Think of ride-hailing from Uber and Lyft as the modern versions of taxi services. At the press of a button you can request a driver, see them arrive in real-time, know the price in advance and leave a review at the end of your trip. It’s great for a night on the town, going to the airport or getting to your meetings during the week.
Having said that, if you are an avid ride-hailing user, be aware that your use of these services will have the following impact on your community:
- It will reduce the demand for public transit, which can have a significant impact on your local public transit agency
- It will create more congestion and therefore increase pollution, and
- It will create an uncompetitive market for local transportation players, making it difficult for them to compete with large organizations with deep pockets subsidized by venture capital
When ridesharing on a platform like Poparide, you are sharing the costs with a driver that is already driving in the same direction. This increases their vehicle occupancy and helps reduce the number of cars, congestion and carbon emissions per passenger.
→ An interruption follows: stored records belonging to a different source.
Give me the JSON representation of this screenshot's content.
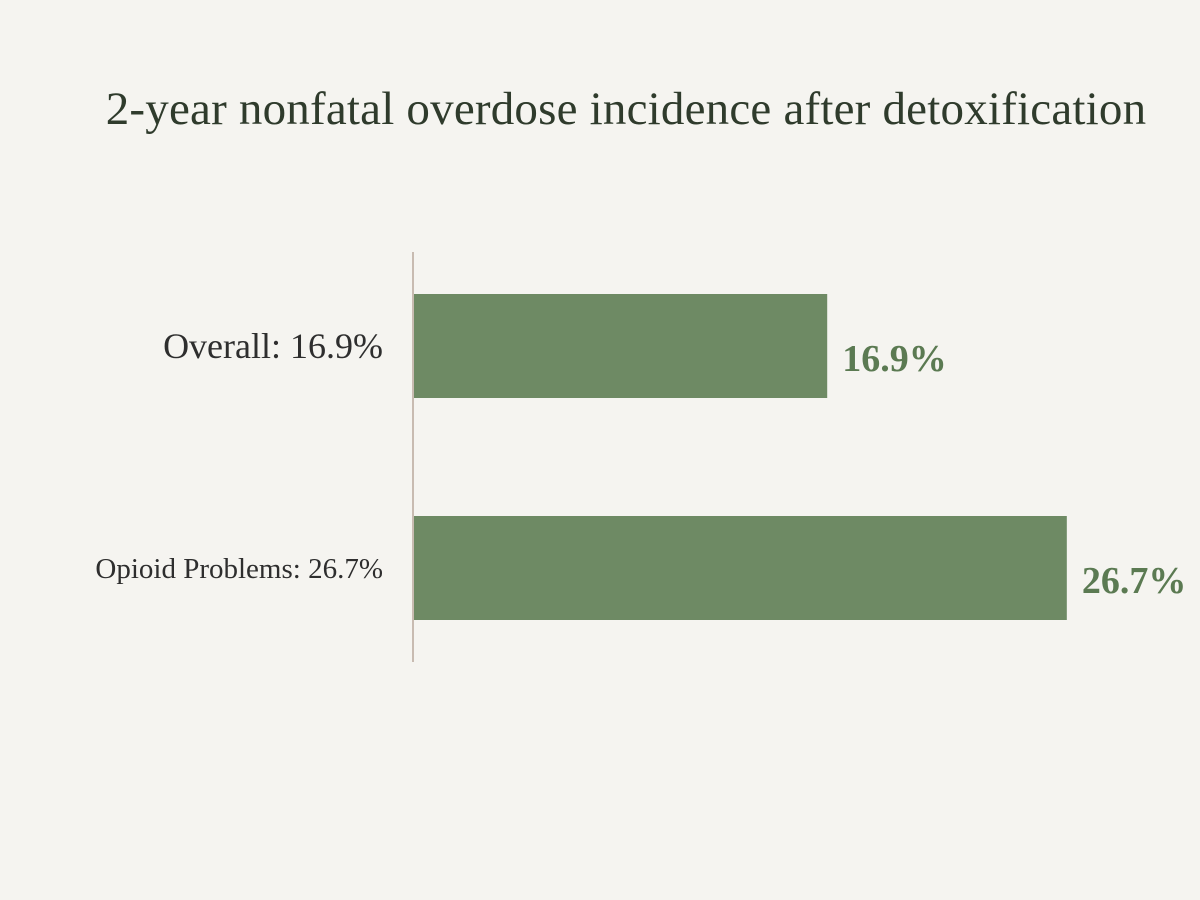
{
  "colors": {
    "background": "#f5f4f0",
    "bar": "#6e8a64",
    "value_label": "#5b7a52",
    "axis": "#b9a89c",
    "title": "#2f3b2c"
  },
  "chart_data": {
    "type": "bar",
    "orientation": "horizontal",
    "title": "2-year nonfatal overdose incidence after detoxification",
    "xlabel": "",
    "ylabel": "",
    "categories": [
      "Overall: 16.9%",
      "Opioid Problems: 26.7%"
    ],
    "values": [
      16.9,
      26.7
    ],
    "value_labels": [
      "16.9%",
      "26.7%"
    ],
    "unit": "%",
    "xlim": [
      0,
      30
    ],
    "grid": false,
    "legend": "none"
  }
}
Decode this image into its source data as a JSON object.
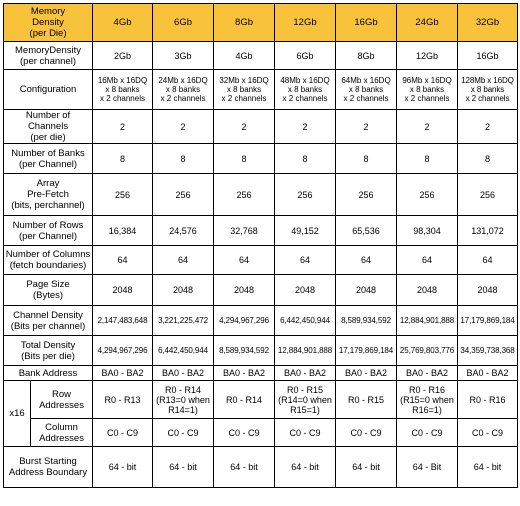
{
  "header": {
    "corner_label": "Memory\nDensity\n(per Die)",
    "densities": [
      "4Gb",
      "6Gb",
      "8Gb",
      "12Gb",
      "16Gb",
      "24Gb",
      "32Gb"
    ]
  },
  "rows": {
    "memory_density_per_channel": {
      "label": "MemoryDensity\n(per channel)",
      "values": [
        "2Gb",
        "3Gb",
        "4Gb",
        "6Gb",
        "8Gb",
        "12Gb",
        "16Gb"
      ]
    },
    "configuration": {
      "label": "Configuration",
      "values": [
        "16Mb x 16DQ\nx 8 banks\nx 2 channels",
        "24Mb x 16DQ\nx 8 banks\nx 2 channels",
        "32Mb x 16DQ\nx 8 banks\nx 2 channels",
        "48Mb x 16DQ\nx 8 banks\nx 2 channels",
        "64Mb x 16DQ\nx 8 banks\nx 2 channels",
        "96Mb x 16DQ\nx 8 banks\nx 2 channels",
        "128Mb x 16DQ\nx 8 banks\nx 2 channels"
      ]
    },
    "number_of_channels": {
      "label": "Number of Channels\n(per die)",
      "values": [
        "2",
        "2",
        "2",
        "2",
        "2",
        "2",
        "2"
      ]
    },
    "number_of_banks": {
      "label": "Number of Banks\n(per Channel)",
      "values": [
        "8",
        "8",
        "8",
        "8",
        "8",
        "8",
        "8"
      ]
    },
    "array_prefetch": {
      "label": "Array\nPre-Fetch\n(bits, perchannel)",
      "values": [
        "256",
        "256",
        "256",
        "256",
        "256",
        "256",
        "256"
      ]
    },
    "number_of_rows": {
      "label": "Number of Rows\n(per Channel)",
      "values": [
        "16,384",
        "24,576",
        "32,768",
        "49,152",
        "65,536",
        "98,304",
        "131,072"
      ]
    },
    "number_of_columns": {
      "label": "Number of Columns\n(fetch boundaries)",
      "values": [
        "64",
        "64",
        "64",
        "64",
        "64",
        "64",
        "64"
      ]
    },
    "page_size": {
      "label": "Page Size\n(Bytes)",
      "values": [
        "2048",
        "2048",
        "2048",
        "2048",
        "2048",
        "2048",
        "2048"
      ]
    },
    "channel_density": {
      "label": "Channel Density\n(Bits per channel)",
      "values": [
        "2,147,483,648",
        "3,221,225,472",
        "4,294,967,296",
        "6,442,450,944",
        "8,589,934,592",
        "12,884,901,888",
        "17,179,869,184"
      ]
    },
    "total_density": {
      "label": "Total Density\n(Bits per die)",
      "values": [
        "4,294,967,296",
        "6,442,450,944",
        "8,589,934,592",
        "12,884,901,888",
        "17,179,869,184",
        "25,769,803,776",
        "34,359,738,368"
      ]
    },
    "bank_address": {
      "label": "Bank Address",
      "values": [
        "BA0 - BA2",
        "BA0 - BA2",
        "BA0 - BA2",
        "BA0 - BA2",
        "BA0 - BA2",
        "BA0 - BA2",
        "BA0 - BA2"
      ]
    },
    "x16_group_label": "x16",
    "row_addresses": {
      "label": "Row\nAddresses",
      "values": [
        "R0 - R13",
        "R0 - R14\n(R13=0 when\nR14=1)",
        "R0 - R14",
        "R0 - R15\n(R14=0 when\nR15=1)",
        "R0 - R15",
        "R0 - R16\n(R15=0 when\nR16=1)",
        "R0 - R16"
      ]
    },
    "column_addresses": {
      "label": "Column\nAddresses",
      "values": [
        "C0 - C9",
        "C0 - C9",
        "C0 - C9",
        "C0 - C9",
        "C0 - C9",
        "C0 - C9",
        "C0 - C9"
      ]
    },
    "burst_starting_address": {
      "label": "Burst Starting\nAddress Boundary",
      "values": [
        "64 - bit",
        "64 - bit",
        "64 - bit",
        "64 - bit",
        "64 - bit",
        "64 - Bit",
        "64 - bit"
      ]
    }
  },
  "colors": {
    "header_fill": "#f8c23a",
    "grid_line": "#000000"
  }
}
Ridesharing is typically used for distances covering at least 50 km, and you need to book your ride at least a few hours–or sometimes days–in advance. This service is great for complementing existing public transit systems and creating intercity services where it’s hard for traditional buses to operate.
The good news is that ridesharing and ride-hailing services are compatible. In places where ride-hailing services exist, people can combine ride-hailing and ridesharing to get around.
For example, if you need to get from Montréal to Ottawa, you could take an Uber from your house in Montréal to the metro station (a $15 ride for just a few kilometres, although we encourage you to take transit!) then hop into a Poparide and get a ride to Ottawa.
The bottom line is, there is a discrepancy between what Uber and Lyft claim to be (ridesharing) and what they actually are (ride-hailing). It’s up to you to decide which means of transportation you use, but be aware your choices have a very direct impact on the social, economic and environmental landscape we live in.